Die Gehirngröße variiert im Tierreich erheblich. Da die Entwicklung und Erhaltung eines großen Gehirns aufwändig ist, stellt sich aus evolutionärer Sicht die Frage, warum einige Organismen mehr in ihr Gehirn investieren als andere. Typischerweise werden die Unterschiede der Gehirngröße mit Kompromissen erklärt: Die Vorteile eines größeren Gehirns, wie beispielsweise verbesserte kognitive Fähigkeiten, werden gegen potenzielle Kosten, wie beispielsweise einen erhöhten Energiebedarf, abgewogen.
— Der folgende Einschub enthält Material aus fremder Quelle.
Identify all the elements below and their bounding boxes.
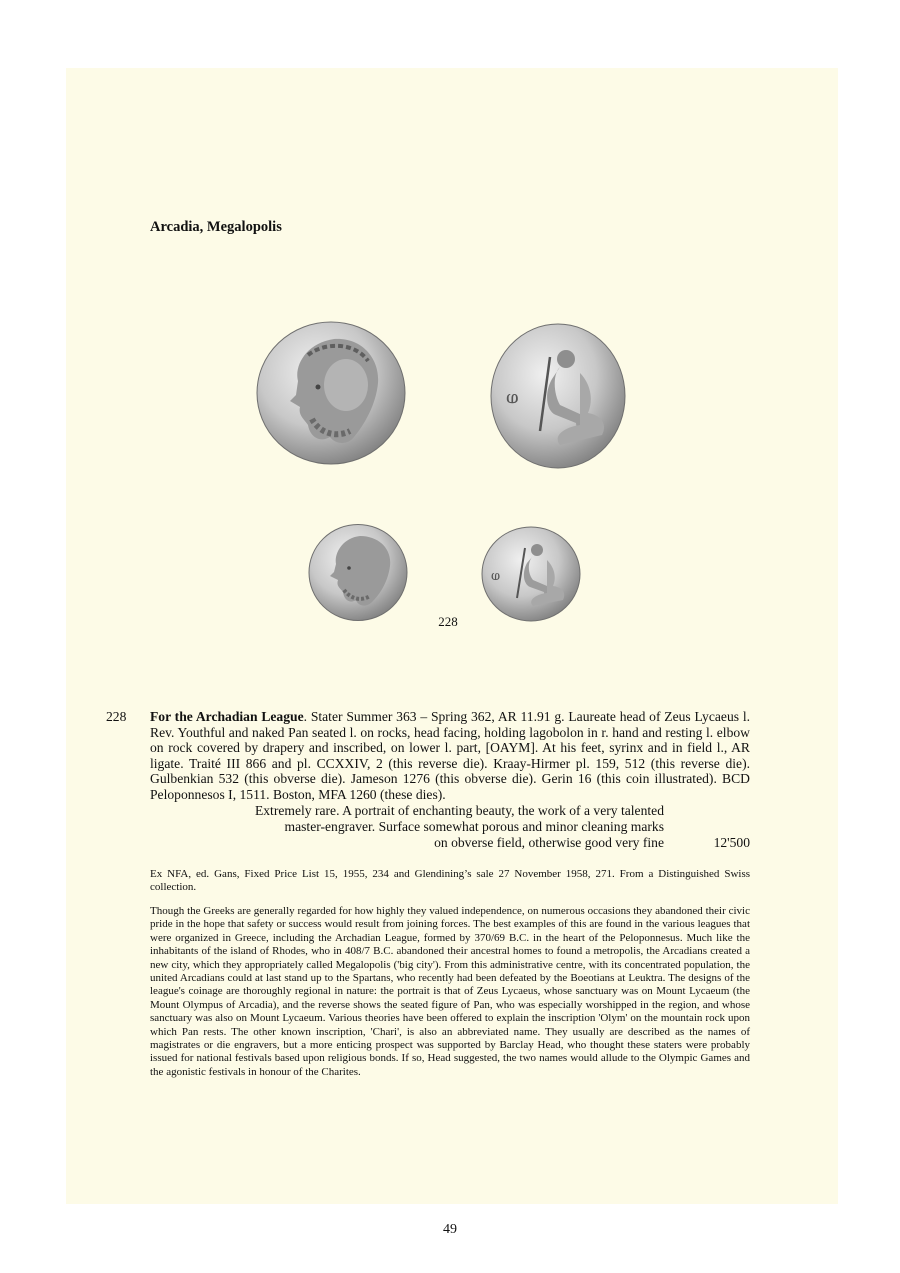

In diesem Rahmen wurden von der Wissenschaft mehrere Hypothesen formuliert, die unterschiedliche Schwerpunkte auf ökologische, verhaltensbezogene oder physiologische Aspekte von Kompromissen bei der Entwicklung der Gehirngröße legen. Allerdings beziehen sich diese Hypothesen zu einem großen Teil auf Säugetiere und Vögel, weshalb unklar ist, inwieweit die jeweiligen Argumente allgemein gültig sind.
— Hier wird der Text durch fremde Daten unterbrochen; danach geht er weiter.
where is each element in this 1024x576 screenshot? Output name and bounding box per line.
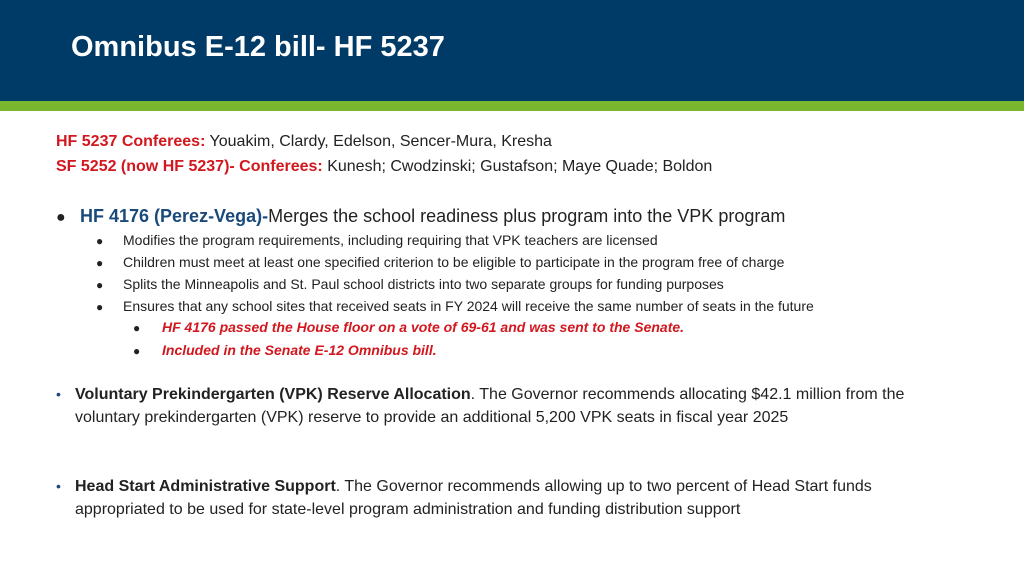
- sub-bullet: [96, 276, 724, 292]
- status-text: HF 4176 passed the House floor on a vote of 69-61 and was sent to the Senate.: [162, 319, 685, 335]
- head-start-text: . The Governor recommends allowing up to two percent of Head Start funds appropriated to be used for state-level program administration and funding distribution support: [75, 478, 872, 518]
- sub-bullet: [96, 298, 814, 314]
- house-conferees-label: HF 5237 Conferees:: [56, 133, 206, 150]
- senate-conferees-names: Kunesh; Cwodzinski; Gustafson; Maye Quade; Boldon: [322, 158, 713, 175]
- bullet-icon: ●: [96, 256, 104, 270]
- house-conferees-names: Youakim, Clardy, Edelson, Sencer-Mura, Kresha: [205, 133, 552, 150]
- senate-conferees-label: SF 5252 (now HF 5237)- Conferees:: [56, 158, 323, 175]
- bill-bullet: [56, 206, 785, 227]
- house-conferees: [56, 133, 552, 151]
- bullet-icon: ●: [56, 209, 66, 226]
- status-bullet: [133, 342, 437, 358]
- head-start-paragraph: [56, 475, 956, 521]
- sub-bullet-text: Children must meet at least one specified criterion to be eligible to participate in the program free of charge: [123, 254, 785, 270]
- sub-bullet: [96, 254, 784, 270]
- bullet-icon: ●: [96, 300, 104, 314]
- head-start-label: Head Start Administrative Support: [75, 478, 336, 495]
- bullet-icon: •: [56, 478, 61, 494]
- bullet-icon: ●: [133, 344, 141, 358]
- bill-text: Merges the school readiness plus program into the VPK program: [268, 206, 786, 226]
- bullet-icon: ●: [96, 234, 104, 248]
- sub-bullet-text: Modifies the program requirements, including requiring that VPK teachers are licensed: [123, 232, 658, 248]
- accent-bar: [0, 101, 1024, 111]
- vpk-paragraph: [56, 383, 956, 429]
- senate-conferees: [56, 158, 712, 176]
- sub-bullet-text: Ensures that any school sites that received seats in FY 2024 will receive the same number of seats in the future: [123, 298, 814, 314]
- sub-bullet-text: Splits the Minneapolis and St. Paul school districts into two separate groups for funding purposes: [123, 276, 724, 292]
- vpk-label: Voluntary Prekindergarten (VPK) Reserve Allocation: [75, 386, 471, 403]
- bill-label: HF 4176 (Perez-Vega)-: [80, 206, 269, 226]
- bullet-icon: ●: [96, 278, 104, 292]
- bullet-icon: ●: [133, 321, 141, 335]
- sub-bullet: [96, 232, 658, 248]
- status-bullet: [133, 319, 684, 335]
- slide-title: Omnibus E-12 bill- HF 5237: [71, 31, 445, 63]
- vpk-text: . The Governor recommends allocating $42.1 million from the voluntary prekindergarten (VPK) reserve to provide an additional 5,200 VPK seats in fiscal year 2025: [75, 386, 905, 426]
- title-banner: [0, 0, 1024, 101]
- bullet-icon: •: [56, 386, 61, 402]
- status-text: Included in the Senate E-12 Omnibus bill.: [162, 342, 437, 358]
Bisherige Hypothesen sind nur zum Teil allgemein gültig

In ihrer soeben im „Journal of Evolutionary Biology“ veröffentlichten Studie testeten die beiden Forscher deshalb nun drei der prominentesten Hypothesen – die Hypothesen „teures Gewebe“ („expensive tissue“), „soziales Gehirn“ („social brain“) und „kognitiver Puffer“ („cognitive buffer“) – anhand von Fischen. Basis der Analyse war ein umfassender Datensatz, der aus einer öffentlich zugänglichen Ressource („FishBase“: www.fishbase.se) stammt. In Übereinstimmung mit den Vorhersagen der „teuren Gewebe“- und der „sozialen Gehirn“-Hypothese sind zumindest bei einigen Fischgruppen größere Gehirne mit verringerter Fruchtbarkeit und erhöhter Sozialität verbunden.

Andere Hypothesen konnte die Studie jedoch nicht verifizieren, wie Studien-Erstautor Stefan Fischer vom Konrad-Lorenz-Institut für Vergleichende Verhaltensforschung der Vetmeduni erklärt: „Entgegen den gängigen Hypothesen ist die Lebensdauer bei Fischen mit großen Gehirnen verkürzt. Außerdem haben Arten, welche elterliche Fürsorge übernehmen, tendenziell kleinere Gehirne.“ Somit ist bei Fischen die Brutpflege indirekt proportional zur Gehirngröße – laut den Forschern eine überraschende Erkenntnis.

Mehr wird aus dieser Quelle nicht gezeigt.